With Jet Li announcing his retirement from making action films, & the likes of Donnie Yen & Jackie Chan not getting any younger, it’s perhaps about time that another Asian actor & martial artist should step up alongside Tony Jaa to make up the next vanguard. In that spirit, here is multiple Chinese national wushu champion Wu Jing staking his claim to be the “next big thing”. You may have already seen him in ‘SPL’ (a film which, while by no means perfect, is well worth seeking out), where he shared a simply stunning knife fight with Donnie Yen, but in ‘Fatal Contact’ he takes his first lead role.
Chinese martial arts champion Kong (Wu Jing) is touring in Hong Kong with an Opera company, when a group of gangsters approach him with the proposal that he should fight for them in underground boxing clubs. Kong initially refuses as it would jeopardise his position on the National team, & ruin his chances of becoming the next Jet Li (yes, the dialogue is that blatant). However Tin, a girl in the opera company, manages to change his mind on the basis that a) it’s a lot of money, & b) she likes wearing hot pants. Well the latter would be what convinced me, anyway. Once in the fights, Kong is a great success, & has to fight a series of ever more powerful opponents, as the stakes get higher & higher.
OK, first off let’s get this out of the way – the plot is not exactly impressive stuff, being fairly generic action movie material. It does, however, feature something of a twist towards the end in a semi-successful effort to add some emotional depth, although more on that later. As for the dialogue, I’m going to be charitable & suggest that it’s all the fault of the translation into the English subtitles, but to call it lumpy, stilted, clichéd & frankly embarrassing is fairly charitable.
But frankly, it barely matters. We’re not here to see an enthralling, complex plot, or meaningful dialogue. What we want is to see some serious ass-kicking action, & to see what Wu Jing can do. And on that level, the film is a big success. Although he may trade a little too heavily on his impish smile, he turns out to be a warm & fundamentally likeable protagonist, with more dramatic range than I expected. And when it comes to the action, he delivers everything you could hope for. Fast, terse & brutal, the fight scenes are thrilling choreographed, & Wu Jing pulls off some simply stunning moves – more than once I wanted to rewind to watch it again. Can he become an international star at Jet Li’s level? Only time will tell, but the potential is certainly there.

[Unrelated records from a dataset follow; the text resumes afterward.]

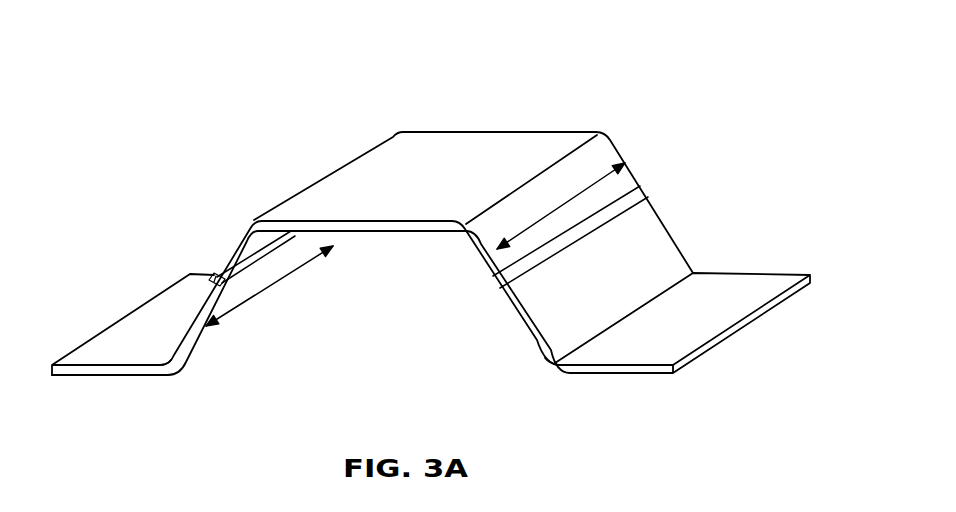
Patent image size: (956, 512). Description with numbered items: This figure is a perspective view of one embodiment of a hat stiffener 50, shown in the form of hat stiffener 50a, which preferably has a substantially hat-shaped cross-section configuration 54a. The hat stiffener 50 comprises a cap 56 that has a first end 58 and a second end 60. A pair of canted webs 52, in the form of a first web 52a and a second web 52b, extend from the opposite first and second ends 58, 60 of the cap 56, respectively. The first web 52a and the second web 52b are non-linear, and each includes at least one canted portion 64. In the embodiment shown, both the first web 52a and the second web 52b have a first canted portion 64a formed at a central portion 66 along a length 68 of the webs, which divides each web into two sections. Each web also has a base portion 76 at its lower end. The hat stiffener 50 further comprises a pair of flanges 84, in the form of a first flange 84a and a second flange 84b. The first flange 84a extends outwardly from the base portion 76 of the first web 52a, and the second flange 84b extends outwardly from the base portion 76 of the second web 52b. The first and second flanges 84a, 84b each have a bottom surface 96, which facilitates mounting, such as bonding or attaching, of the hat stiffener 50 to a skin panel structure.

The hat stiffener 50 is at (412, 66).
The hat stiffener 50a is at (462, 123).
The canted webs 52 is at (250, 222).
The first web 52a is at (202, 355).
The second web 52b is at (540, 362).
The hat-shaped cross-section configuration 54a is at (388, 256).
The cap 56 is at (446, 198).
The first end 58 is at (335, 172).
The second end 60 is at (558, 160).
The canted portion 64 is at (548, 266).
The first canted portion 64a is at (213, 275).
The central portion 66 is at (657, 205).
The length 68 is at (252, 303).
The base portion 76 is at (170, 374).
The flanges 84 is at (115, 312).
The first flange 84a is at (120, 356).
The second flange 84b is at (660, 354).
The bottom surface 96 is at (70, 374).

In fact, the action scenes are so good that you can’t help wishing the film surrounding them wasn’t a bit better. Whilst it’s reasonably stylishly put together & good to look at, the plot builds in generic & predictable ways (& the outcome of the fights is seldom in any real doubt) until a final reel twist attempts to add some emotional impact. It actually succeeds, but then sadly goes too far & tips over into crass sentimentality that even Hollywood might balk at, & the final two or three minutes were so painful that it left a bitter taste in my mouth & almost overpowered the rest of the film.
Still, if you can get past these flaws, action junkies will certainly not be disappointed with this one, & as a showcase for Wu Jing’s talents it more than fits the bill. Let’s hope next time there’s a bit more of a script to string the action together with – although in fairness weak scripting has yet to hurt Tony Jaa’s career any. The HK DVD is R3/NTSC format, & comes with a pretty good anamorphic 2.35:1 transfer. Audio is Cantonese dts or Dolby 5.1, or there’s a Mandarin dub in Dolby 5.1. Subtitles are traditional Chinese or some approximation of English (sample line - “How’s you childhood?”). The only extras are two trailers (virtually identical), & a music video. Although a 2-Disc edition is available, I’m not sure if the 2nd disc features subtitles or not, so I chose the cheaper single disc.